Sure, there are asshat hot dog vendors and other food trucks trying to whore out their wares with voluminous music, but the ICE CREAM TRUCK?
The ice cream truck is a part of the fabric of my childhood. I remember those moments, profoundly.
Did I get ice cream every time it passed? No, probably one out of 10 times, if that. But when I did, it was blissful. And when I didn’t, it was comforting to know I lived in a world that still had ice cream.
Music has been used for selling ice cream for nearly 90 years. It began, some say, in Britain, where ice cream bikes outfitted with little freezers would have a variety of tinny tunes to attract those around them.
Not hot dog trucks, not popcorn carts, no one else used music for all those years. Not industry-wide, anyhow.
For most of us, there’s something natural about a hot, hot blue sky day with sap dripping off trees, sweat pouring off your face, and heat shimmering on blacktop roads, as the tinny tinkling music of an ice cream truck begins to be heard in the distance. It conjures visions of lemonade in tall glasses, children laughing, and good times had by all. “Don’t sweat it! The ice cream truck is coming! Sweet relief!”
If it makes the residents of (West) Kelowna feel better, I too dislike loud noises, annoying trucks, businesses piping music onto their sidewalks, and more.
But don’t fuck with the ice cream truck. Don’t mess with my nostalgia.
If there’s any one business that deserves to have their music rights grandfathered in, it’s the ice cream truck.
I’m allergic to ice cream these days, and it’s a once-or-twice-a-year thing, and I’ll probably never even eat at an ice cream truck again, but I hope I never, ever stop hearing them.
In fact, last week, when I heard my first one tinkling down the streets of my new city and new neighbourhood, I giggled and turned off the TV just to enjoy the music.
That’s not noise pollution. That’s a Band-aid for my jaded soul.
I’ll never be moving to West Kelowna, I guess. A world without ice cream trucks is a world that’s just a little too cold for me.

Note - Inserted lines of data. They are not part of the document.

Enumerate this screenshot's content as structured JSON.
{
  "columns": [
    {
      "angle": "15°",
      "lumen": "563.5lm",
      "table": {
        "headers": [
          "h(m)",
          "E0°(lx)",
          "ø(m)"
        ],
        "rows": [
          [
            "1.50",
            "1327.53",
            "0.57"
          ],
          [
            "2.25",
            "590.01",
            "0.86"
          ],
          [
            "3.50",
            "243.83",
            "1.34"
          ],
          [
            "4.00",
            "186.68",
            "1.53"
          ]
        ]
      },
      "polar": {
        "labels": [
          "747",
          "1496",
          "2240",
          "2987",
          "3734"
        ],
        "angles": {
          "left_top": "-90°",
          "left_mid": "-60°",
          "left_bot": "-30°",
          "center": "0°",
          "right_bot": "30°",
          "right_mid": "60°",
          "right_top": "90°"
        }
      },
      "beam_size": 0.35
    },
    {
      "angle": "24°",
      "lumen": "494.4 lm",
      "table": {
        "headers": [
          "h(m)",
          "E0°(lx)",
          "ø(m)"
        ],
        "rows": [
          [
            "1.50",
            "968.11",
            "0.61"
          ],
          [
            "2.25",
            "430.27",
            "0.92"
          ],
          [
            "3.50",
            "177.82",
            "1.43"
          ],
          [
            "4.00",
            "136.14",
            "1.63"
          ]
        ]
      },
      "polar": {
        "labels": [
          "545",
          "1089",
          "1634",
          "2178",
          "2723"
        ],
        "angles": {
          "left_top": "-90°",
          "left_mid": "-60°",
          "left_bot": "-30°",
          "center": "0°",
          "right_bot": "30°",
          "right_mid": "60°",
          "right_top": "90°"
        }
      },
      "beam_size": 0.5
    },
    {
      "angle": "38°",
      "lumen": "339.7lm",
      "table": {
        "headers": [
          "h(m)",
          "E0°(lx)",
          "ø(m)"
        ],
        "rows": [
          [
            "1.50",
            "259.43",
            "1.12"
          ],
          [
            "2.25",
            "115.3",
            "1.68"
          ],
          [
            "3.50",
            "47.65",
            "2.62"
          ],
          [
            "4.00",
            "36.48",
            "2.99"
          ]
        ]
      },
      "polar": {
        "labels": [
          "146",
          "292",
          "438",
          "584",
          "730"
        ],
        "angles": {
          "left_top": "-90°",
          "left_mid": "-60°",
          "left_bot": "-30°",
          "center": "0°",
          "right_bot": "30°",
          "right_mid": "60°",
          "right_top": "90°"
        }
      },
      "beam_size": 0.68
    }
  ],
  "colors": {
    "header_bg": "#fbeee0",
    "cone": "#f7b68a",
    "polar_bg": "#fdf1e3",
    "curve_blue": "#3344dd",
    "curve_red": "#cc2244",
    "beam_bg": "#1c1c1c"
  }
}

3 thoughts on “RANT: They've banned ICE CREAM TRUCK music?

  1. sassy

    The West Kelowna Councillors who voted for this ban are prime examples of people who have too much time and too little common sense.
    Their claim to fame is that they have put West Kelowna on the *sillines* map. What a legacy!!

  2. Dee Dee

    Call me a prude…but I personally HATE the ice cream truck coming into our neighbourhood, it has nothing to do with the music… it has to do with everyday it comes into our complex and plays the music and everyday my child wants ice cream…. and the ice cream is so very expensive, it’s not like it is 50 cents or a dollar, it is 4 -5 dollars for a simple popcicle, a lot of parents especially if they have 3 or more children would go broke having to supply ice cream daily to there family. I know you can just say no to them, but that stupid sound of the truck just makes me feel horrible to keep saying no to my child when they want ice cream so badly every time they hear the tune from the truck. I can see it being at parked in parks and play area’s but get out of my space on my home territory…. there that is my rant, and I know that a lot of parents feel the same….

    1. Jim

      The kids want ice cream for 2 reasons, the obvious one to have an ice cream, the social one to be part of the group that has ice cream. Keep some in the freezer and when the truck shows up, let them have it.